Free Justice tracks the shifting conception of the public defender throughout its tumultuous trajectory: from “utopian scheme” (p. 179), to the target of elites’ “civic preoccupation[]” with “what to do about poor people” (p. 117), then the “universalistic exemplar of liberal democracy” (p. 19), and finally “one part of a complex picture” of “law and society . . . inseparably blended” (p. 179). In her epilogue, Mayeux leaves us with both the grim reality of “defendants with uneven access to expert, well-funded defense counsel” as well as hope of potential reforms, such as holistic defense, integration with racial-justice efforts, and possible federal funding (pp. 186–87). As she notes, “the public defender . . . has never had a fixed meaning,” and its evolution continues today (p. 23).

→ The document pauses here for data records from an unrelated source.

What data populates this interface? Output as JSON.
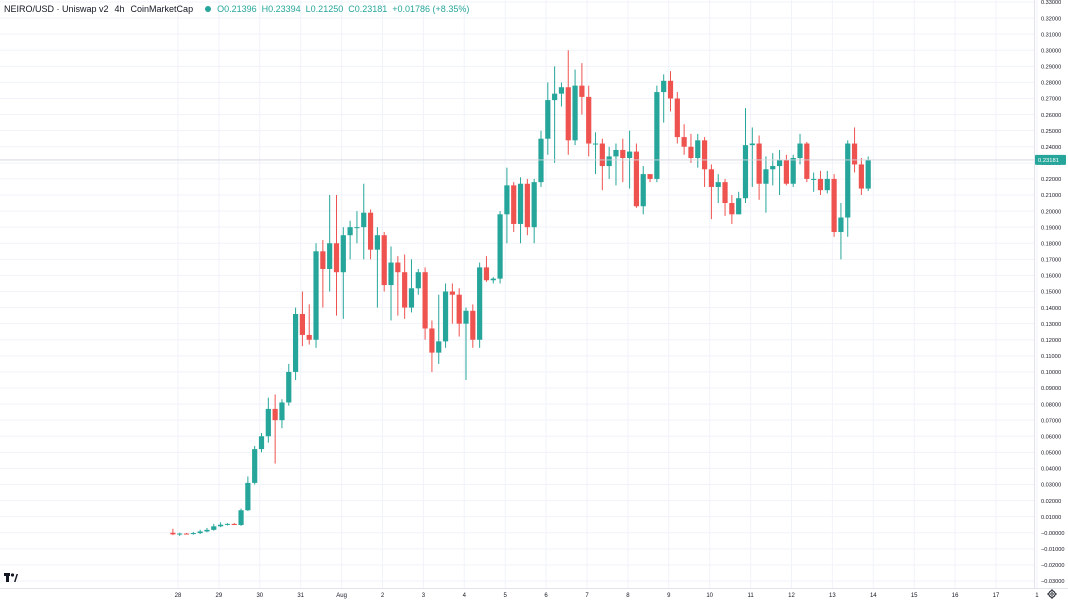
{
  "header": {
    "symbol": "NEIRO/USD · Uniswap v2",
    "interval": "4h",
    "source": "CoinMarketCap",
    "open": "O0.21396",
    "high": "H0.23394",
    "low": "L0.21250",
    "close": "C0.23181",
    "change": "+0.01786 (+8.35%)"
  },
  "colors": {
    "up": "#26a69a",
    "down": "#ef5350",
    "grid": "#f0f3fa",
    "axis_text": "#131722"
  },
  "icons": [
    "tradingview-logo-icon",
    "gear-icon"
  ],
  "chart_data": {
    "type": "candlestick",
    "title": "",
    "xlabel": "",
    "ylabel": "",
    "ylim": [
      -0.03,
      0.33
    ],
    "y_ticks": [
      "0.33000",
      "0.32000",
      "0.31000",
      "0.30000",
      "0.29000",
      "0.28000",
      "0.27000",
      "0.26000",
      "0.25000",
      "0.24000",
      "0.23000",
      "0.22000",
      "0.21000",
      "0.20000",
      "0.19000",
      "0.18000",
      "0.17000",
      "0.16000",
      "0.15000",
      "0.14000",
      "0.13000",
      "0.12000",
      "0.11000",
      "0.10000",
      "0.09000",
      "0.08000",
      "0.07000",
      "0.06000",
      "0.05000",
      "0.04000",
      "0.03000",
      "0.02000",
      "0.01000",
      "−0.00000",
      "−0.01000",
      "−0.02000",
      "−0.03000"
    ],
    "x_ticks": [
      "28",
      "29",
      "30",
      "31",
      "Aug",
      "2",
      "3",
      "4",
      "5",
      "6",
      "7",
      "8",
      "9",
      "10",
      "11",
      "12",
      "13",
      "14",
      "15",
      "16",
      "17",
      "1"
    ],
    "x_ticks_start_day": 28,
    "last_price_label": "0.23181",
    "last_price": 0.23181,
    "candles_start_day": 27.875,
    "candles_per_day": 6,
    "candles": [
      [
        -0.0,
        0.0025,
        -0.0015,
        -0.001
      ],
      [
        -0.001,
        0.0,
        -0.002,
        -0.0005
      ],
      [
        -0.0005,
        -0.0001,
        -0.0011,
        -0.0007
      ],
      [
        -0.0007,
        0.0005,
        -0.0012,
        -0.0002
      ],
      [
        -0.0002,
        0.0018,
        -0.0008,
        0.0008
      ],
      [
        0.0008,
        0.003,
        0.0003,
        0.0018
      ],
      [
        0.0018,
        0.0055,
        0.0013,
        0.004
      ],
      [
        0.004,
        0.0065,
        0.0035,
        0.005
      ],
      [
        0.005,
        0.006,
        0.0045,
        0.0055
      ],
      [
        0.0055,
        0.006,
        0.005,
        0.0048
      ],
      [
        0.0048,
        0.015,
        0.0043,
        0.014
      ],
      [
        0.014,
        0.035,
        0.0135,
        0.031
      ],
      [
        0.031,
        0.054,
        0.03,
        0.052
      ],
      [
        0.052,
        0.062,
        0.05,
        0.06
      ],
      [
        0.06,
        0.084,
        0.056,
        0.077
      ],
      [
        0.077,
        0.086,
        0.043,
        0.07
      ],
      [
        0.07,
        0.083,
        0.065,
        0.081
      ],
      [
        0.081,
        0.105,
        0.079,
        0.1
      ],
      [
        0.1,
        0.14,
        0.095,
        0.136
      ],
      [
        0.136,
        0.15,
        0.116,
        0.123
      ],
      [
        0.123,
        0.142,
        0.117,
        0.12
      ],
      [
        0.12,
        0.18,
        0.115,
        0.175
      ],
      [
        0.175,
        0.182,
        0.14,
        0.164
      ],
      [
        0.164,
        0.21,
        0.15,
        0.18
      ],
      [
        0.18,
        0.21,
        0.135,
        0.162
      ],
      [
        0.162,
        0.19,
        0.133,
        0.185
      ],
      [
        0.185,
        0.194,
        0.17,
        0.19
      ],
      [
        0.19,
        0.2,
        0.18,
        0.19
      ],
      [
        0.19,
        0.217,
        0.17,
        0.199
      ],
      [
        0.199,
        0.201,
        0.17,
        0.176
      ],
      [
        0.176,
        0.19,
        0.14,
        0.185
      ],
      [
        0.185,
        0.187,
        0.15,
        0.154
      ],
      [
        0.154,
        0.178,
        0.132,
        0.168
      ],
      [
        0.168,
        0.172,
        0.135,
        0.162
      ],
      [
        0.162,
        0.173,
        0.133,
        0.14
      ],
      [
        0.14,
        0.17,
        0.137,
        0.152
      ],
      [
        0.152,
        0.164,
        0.148,
        0.162
      ],
      [
        0.162,
        0.165,
        0.12,
        0.127
      ],
      [
        0.127,
        0.132,
        0.1,
        0.112
      ],
      [
        0.112,
        0.148,
        0.105,
        0.119
      ],
      [
        0.119,
        0.155,
        0.115,
        0.15
      ],
      [
        0.15,
        0.155,
        0.13,
        0.148
      ],
      [
        0.148,
        0.152,
        0.122,
        0.13
      ],
      [
        0.13,
        0.14,
        0.095,
        0.138
      ],
      [
        0.138,
        0.142,
        0.115,
        0.12
      ],
      [
        0.12,
        0.168,
        0.115,
        0.165
      ],
      [
        0.165,
        0.172,
        0.156,
        0.157
      ],
      [
        0.157,
        0.159,
        0.155,
        0.158
      ],
      [
        0.158,
        0.2,
        0.155,
        0.198
      ],
      [
        0.198,
        0.227,
        0.18,
        0.216
      ],
      [
        0.216,
        0.218,
        0.187,
        0.192
      ],
      [
        0.192,
        0.221,
        0.18,
        0.217
      ],
      [
        0.217,
        0.22,
        0.185,
        0.19
      ],
      [
        0.19,
        0.22,
        0.18,
        0.218
      ],
      [
        0.218,
        0.25,
        0.215,
        0.245
      ],
      [
        0.245,
        0.28,
        0.235,
        0.269
      ],
      [
        0.269,
        0.29,
        0.23,
        0.273
      ],
      [
        0.273,
        0.28,
        0.265,
        0.277
      ],
      [
        0.277,
        0.3,
        0.235,
        0.244
      ],
      [
        0.244,
        0.288,
        0.241,
        0.278
      ],
      [
        0.278,
        0.292,
        0.26,
        0.271
      ],
      [
        0.271,
        0.278,
        0.234,
        0.242
      ],
      [
        0.242,
        0.249,
        0.223,
        0.242
      ],
      [
        0.242,
        0.245,
        0.213,
        0.228
      ],
      [
        0.228,
        0.24,
        0.22,
        0.234
      ],
      [
        0.234,
        0.242,
        0.216,
        0.238
      ],
      [
        0.238,
        0.245,
        0.218,
        0.233
      ],
      [
        0.233,
        0.25,
        0.214,
        0.237
      ],
      [
        0.237,
        0.242,
        0.202,
        0.203
      ],
      [
        0.203,
        0.228,
        0.198,
        0.223
      ],
      [
        0.223,
        0.222,
        0.218,
        0.22
      ],
      [
        0.22,
        0.278,
        0.218,
        0.274
      ],
      [
        0.274,
        0.285,
        0.255,
        0.281
      ],
      [
        0.281,
        0.287,
        0.262,
        0.27
      ],
      [
        0.27,
        0.274,
        0.242,
        0.246
      ],
      [
        0.246,
        0.254,
        0.235,
        0.24
      ],
      [
        0.24,
        0.248,
        0.23,
        0.233
      ],
      [
        0.233,
        0.248,
        0.227,
        0.244
      ],
      [
        0.244,
        0.246,
        0.215,
        0.226
      ],
      [
        0.226,
        0.229,
        0.195,
        0.215
      ],
      [
        0.215,
        0.223,
        0.205,
        0.218
      ],
      [
        0.218,
        0.22,
        0.197,
        0.205
      ],
      [
        0.205,
        0.21,
        0.192,
        0.198
      ],
      [
        0.198,
        0.212,
        0.198,
        0.208
      ],
      [
        0.208,
        0.264,
        0.205,
        0.241
      ],
      [
        0.241,
        0.252,
        0.215,
        0.242
      ],
      [
        0.242,
        0.247,
        0.207,
        0.217
      ],
      [
        0.217,
        0.234,
        0.199,
        0.226
      ],
      [
        0.226,
        0.236,
        0.216,
        0.228
      ],
      [
        0.228,
        0.238,
        0.21,
        0.232
      ],
      [
        0.232,
        0.235,
        0.216,
        0.217
      ],
      [
        0.217,
        0.235,
        0.215,
        0.233
      ],
      [
        0.233,
        0.248,
        0.229,
        0.242
      ],
      [
        0.242,
        0.243,
        0.218,
        0.22
      ],
      [
        0.22,
        0.224,
        0.212,
        0.22
      ],
      [
        0.22,
        0.225,
        0.21,
        0.213
      ],
      [
        0.213,
        0.225,
        0.211,
        0.22
      ],
      [
        0.22,
        0.223,
        0.184,
        0.187
      ],
      [
        0.187,
        0.205,
        0.17,
        0.196
      ],
      [
        0.196,
        0.244,
        0.184,
        0.242
      ],
      [
        0.242,
        0.252,
        0.224,
        0.229
      ],
      [
        0.229,
        0.233,
        0.21,
        0.214
      ],
      [
        0.214,
        0.2339,
        0.2125,
        0.2318
      ]
    ]
  }
}
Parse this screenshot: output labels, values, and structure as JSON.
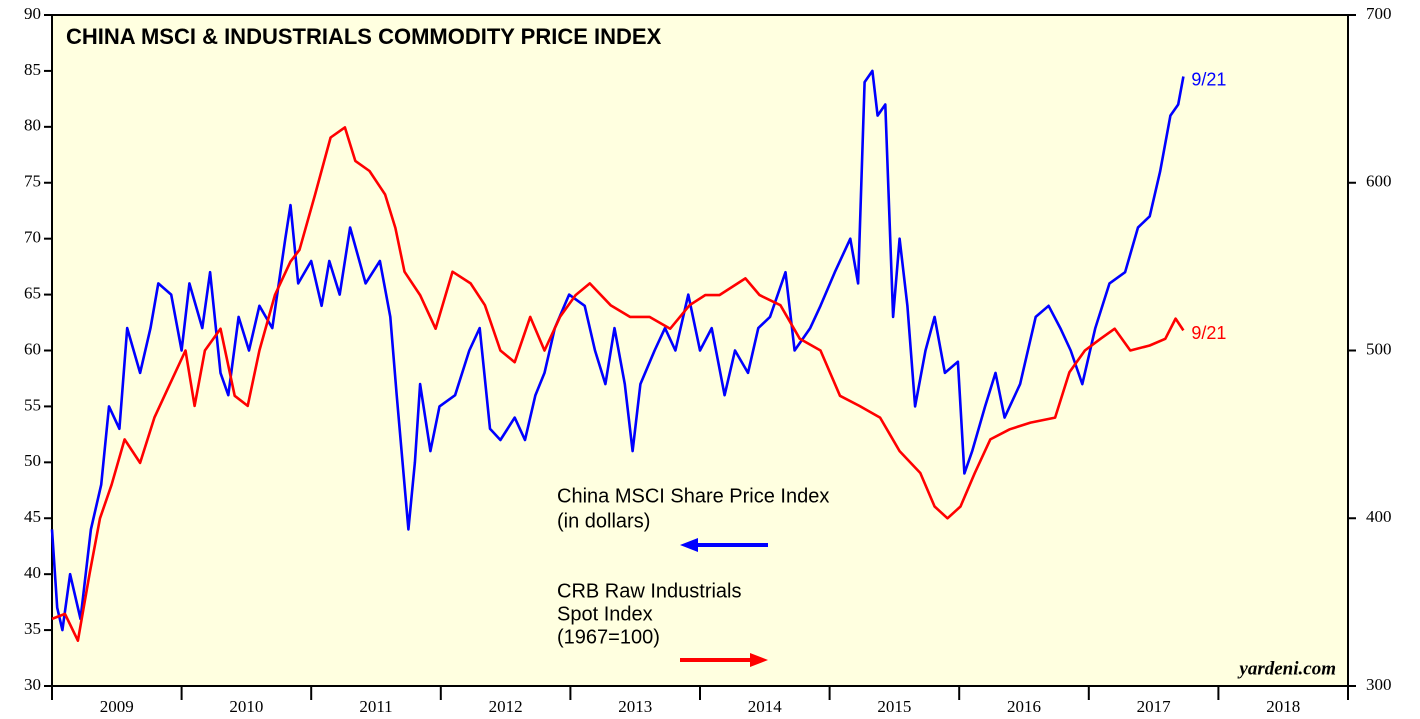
{
  "chart_data": {
    "type": "line",
    "title": "CHINA MSCI & INDUSTRIALS COMMODITY PRICE INDEX",
    "source": "yardeni.com",
    "xlim": [
      2009,
      2019
    ],
    "xticks": [
      {
        "value": 2009.5,
        "label": "2009"
      },
      {
        "value": 2010.5,
        "label": "2010"
      },
      {
        "value": 2011.5,
        "label": "2011"
      },
      {
        "value": 2012.5,
        "label": "2012"
      },
      {
        "value": 2013.5,
        "label": "2013"
      },
      {
        "value": 2014.5,
        "label": "2014"
      },
      {
        "value": 2015.5,
        "label": "2015"
      },
      {
        "value": 2016.5,
        "label": "2016"
      },
      {
        "value": 2017.5,
        "label": "2017"
      },
      {
        "value": 2018.5,
        "label": "2018"
      }
    ],
    "ylim": [
      30,
      90
    ],
    "yticks": [
      30,
      35,
      40,
      45,
      50,
      55,
      60,
      65,
      70,
      75,
      80,
      85,
      90
    ],
    "y2lim": [
      300,
      700
    ],
    "y2ticks": [
      300,
      400,
      500,
      600,
      700
    ],
    "series": [
      {
        "name_lines": [
          "China MSCI Share Price Index",
          "(in dollars)"
        ],
        "color": "#0000ff",
        "axis": "y",
        "end_label": "9/21",
        "x": [
          2009.0,
          2009.04,
          2009.08,
          2009.14,
          2009.22,
          2009.3,
          2009.38,
          2009.44,
          2009.52,
          2009.58,
          2009.68,
          2009.76,
          2009.82,
          2009.92,
          2010.0,
          2010.06,
          2010.16,
          2010.22,
          2010.3,
          2010.36,
          2010.44,
          2010.52,
          2010.6,
          2010.7,
          2010.8,
          2010.84,
          2010.9,
          2011.0,
          2011.08,
          2011.14,
          2011.22,
          2011.3,
          2011.42,
          2011.53,
          2011.61,
          2011.66,
          2011.75,
          2011.8,
          2011.84,
          2011.92,
          2011.99,
          2012.11,
          2012.22,
          2012.3,
          2012.38,
          2012.46,
          2012.57,
          2012.65,
          2012.73,
          2012.8,
          2012.88,
          2012.99,
          2013.11,
          2013.19,
          2013.27,
          2013.34,
          2013.42,
          2013.48,
          2013.54,
          2013.65,
          2013.73,
          2013.81,
          2013.91,
          2014.0,
          2014.09,
          2014.19,
          2014.27,
          2014.37,
          2014.45,
          2014.54,
          2014.66,
          2014.73,
          2014.85,
          2014.93,
          2015.04,
          2015.16,
          2015.22,
          2015.27,
          2015.33,
          2015.37,
          2015.43,
          2015.49,
          2015.54,
          2015.6,
          2015.66,
          2015.74,
          2015.81,
          2015.89,
          2015.99,
          2016.04,
          2016.1,
          2016.2,
          2016.28,
          2016.35,
          2016.47,
          2016.59,
          2016.69,
          2016.78,
          2016.86,
          2016.95,
          2017.05,
          2017.16,
          2017.28,
          2017.38,
          2017.47,
          2017.55,
          2017.63,
          2017.69,
          2017.73
        ],
        "values": [
          44,
          37,
          35,
          40,
          36,
          44,
          48,
          55,
          53,
          62,
          58,
          62,
          66,
          65,
          60,
          66,
          62,
          67,
          58,
          56,
          63,
          60,
          64,
          62,
          70,
          73,
          66,
          68,
          64,
          68,
          65,
          71,
          66,
          68,
          63,
          56,
          44,
          50,
          57,
          51,
          55,
          56,
          60,
          62,
          53,
          52,
          54,
          52,
          56,
          58,
          62,
          65,
          64,
          60,
          57,
          62,
          57,
          51,
          57,
          60,
          62,
          60,
          65,
          60,
          62,
          56,
          60,
          58,
          62,
          63,
          67,
          60,
          62,
          64,
          67,
          70,
          66,
          84,
          85,
          81,
          82,
          63,
          70,
          64,
          55,
          60,
          63,
          58,
          59,
          49,
          51,
          55,
          58,
          54,
          57,
          63,
          64,
          62,
          60,
          57,
          62,
          66,
          67,
          71,
          72,
          76,
          81,
          82,
          84.5
        ]
      },
      {
        "name_lines": [
          "CRB Raw Industrials",
          "Spot Index",
          "(1967=100)"
        ],
        "color": "#ff0000",
        "axis": "y2",
        "end_label": "9/21",
        "x": [
          2009.0,
          2009.1,
          2009.2,
          2009.29,
          2009.37,
          2009.46,
          2009.56,
          2009.68,
          2009.79,
          2009.91,
          2010.03,
          2010.1,
          2010.18,
          2010.3,
          2010.41,
          2010.51,
          2010.6,
          2010.72,
          2010.84,
          2010.91,
          2011.03,
          2011.15,
          2011.26,
          2011.34,
          2011.45,
          2011.57,
          2011.65,
          2011.72,
          2011.84,
          2011.96,
          2012.09,
          2012.23,
          2012.34,
          2012.46,
          2012.57,
          2012.69,
          2012.8,
          2012.92,
          2013.04,
          2013.15,
          2013.31,
          2013.46,
          2013.61,
          2013.77,
          2013.92,
          2014.04,
          2014.15,
          2014.35,
          2014.46,
          2014.62,
          2014.77,
          2014.93,
          2015.08,
          2015.23,
          2015.39,
          2015.54,
          2015.7,
          2015.81,
          2015.91,
          2016.01,
          2016.12,
          2016.24,
          2016.39,
          2016.55,
          2016.74,
          2016.85,
          2016.97,
          2017.09,
          2017.2,
          2017.32,
          2017.47,
          2017.59,
          2017.67,
          2017.73
        ],
        "values": [
          340,
          343,
          327,
          367,
          400,
          420,
          447,
          433,
          460,
          480,
          500,
          467,
          500,
          513,
          473,
          467,
          500,
          533,
          553,
          560,
          593,
          627,
          633,
          613,
          607,
          593,
          573,
          547,
          533,
          513,
          547,
          540,
          527,
          500,
          493,
          520,
          500,
          520,
          533,
          540,
          527,
          520,
          520,
          513,
          527,
          533,
          533,
          543,
          533,
          527,
          507,
          500,
          473,
          467,
          460,
          440,
          427,
          407,
          400,
          407,
          427,
          447,
          453,
          457,
          460,
          487,
          500,
          507,
          513,
          500,
          503,
          507,
          519,
          512
        ]
      }
    ]
  }
}
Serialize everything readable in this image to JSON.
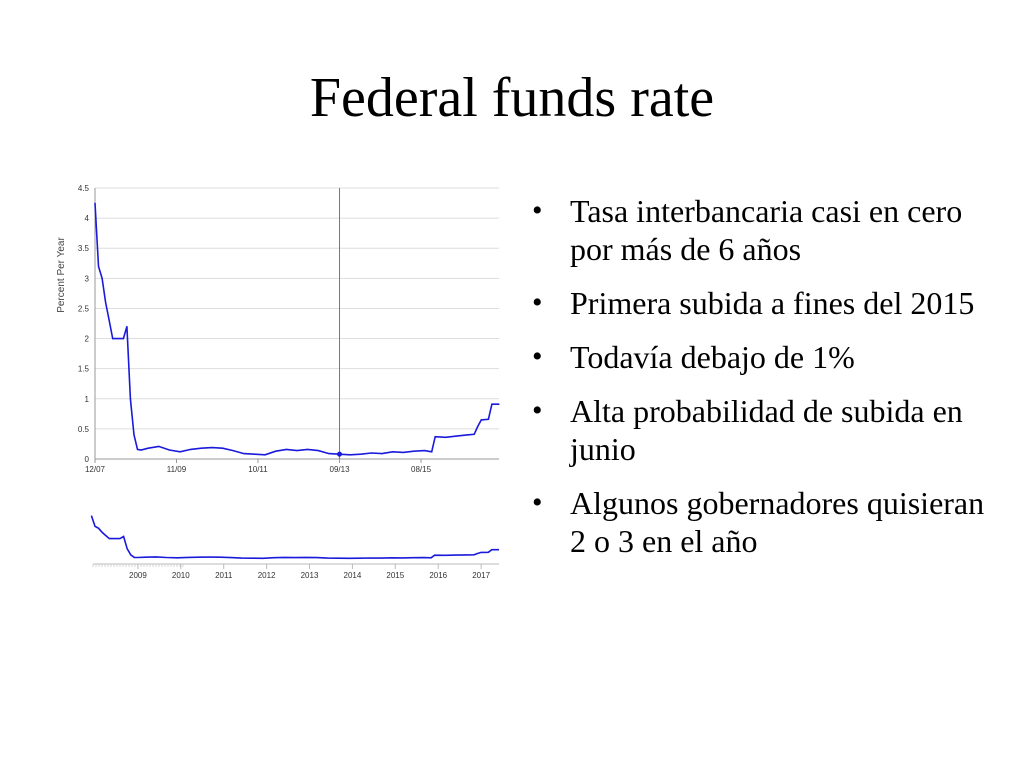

Many of the theoretical struggles and practical challenges of the public defender described by Mayeux remain, albeit in new iterations. The two Reviews of Free Justice that follow reflect on these struggles, each from a different perspective on the criminal legal system. Professor Alexis Hoag, a former federal defender and attorney at the NAACP Legal Defense and Education Fund, brings a critical race theory lens to tell a history of the public defender that Mayeux does not, one shaped by racism and white supremacy.21 Alexis J. Hoag, The Color of Justice, 120 Mich. L. Rev. 977 (2022). Professor Bennett Capers, a former federal prosecutor, draws parallels between the creation of the public defender and the origins of the public prosecutor and encourages us to center the voices of criminal defendants.22 Bennett Capers, Free-ing Criminal Justice, 120 Mich. L. Rev. 999 (2022). Together, the two Reviews build on Mayeux’s illuminating book, make us think critically about America’s legal system, present new questions for inquiry, and indeed “encourage a sense of capacious possibility” (p. 22).